In this series, we’ve interviewed our martech experts to better understand what’s happening in personalization. Here, Matt Mobley, SVP, Technology, Merkle, shares his perspective on personalization, which is surprisingly not necessarily tech-focused. Matt’s expertise as a personalization super hero includes strategic business consulting, information management, business process management, and solution design across multiple industries.
1. What challenges do you see organizations facing with their technology strategy as it relates to delivering personalized experiences?
I think there are two main challenges. One being an absence of strategy across the organization as a whole, since technology decisions are usually made in silos. Organizations have individual strategies for specific channels or functions, but not typically something wholistic across channels. The second (which is related to the first), is that the strategies are also highly fragmented. There might be a unified strategy for digital across web and mobile, but then a separate approach for non-digital, like the retail bank experience. This is usually a result of internal politics and organizational fragmentation. Most organizations lack a unified customer experience strategy. Someone might own CRM, another digital and another, call center. The tech decisions they make typically focus on functionality to solve a specific business need for that channel.

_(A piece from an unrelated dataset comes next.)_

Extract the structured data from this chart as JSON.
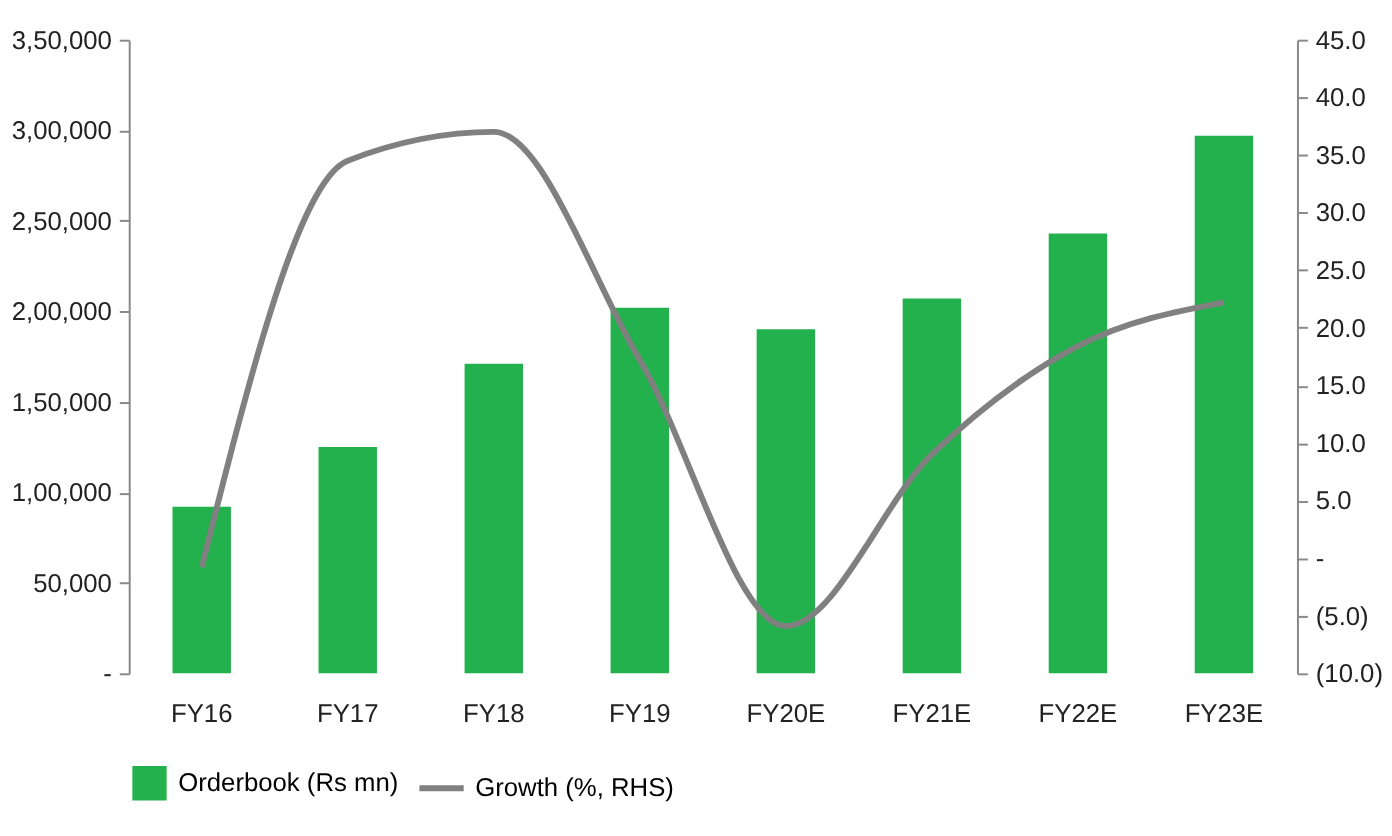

2. How does organizational readiness regarding technology enable organizations to deliver on personalized experiences?
Your organizational readiness and tech stack need to mature together. When looking at the maturity curve, you can’t evolve to a level five on the personalization maturity model from a technology perspective if you are at a level one for organizational readiness maturity. You may have invested a ton of money and you can’t actualize the investment until the business is ready. It also works inversely in that you can’t have organizational business strategy and readiness of five and a tech stack at one.
3. What are key questions organizations should ask vendors and partners?
Typically, organizations are not selecting one tech partner for the entire stack. Many organizations focus on the tool and what functions the tool will solve. That is important, but the next level of questioning is: How does this tool integrate with your overall strategy.
4. What questions should organizations ask themselves about their tech stack?
Organizations need to understand that a specific tool is one actor on the stage of their marketing eco-system. They need to also ask, “How do the tools work in concert?”. Many become myopic in what function the tool is intended to serve, so they buy a capability. They don’t often think about the overall investment and how the tool flits into the overall strategy. There is often “shiny-object” thinking when looking at technology. An example of that is how everyone is talking about CDPs and how a CDP could will solve all technology issues or replace other platforms completely.
5. What trends do you see coming in personalization?
With the rise in decision management technology and its sophistication in consuming data, the impact is big around outbound communication by unifying the orchestration layer. There is still a lot of cost and complexity, but the potential for a single interface or single canvas to orchestrate personalization will be huge. This will reduce the need to integrate multiple platforms to execute personalization at scale.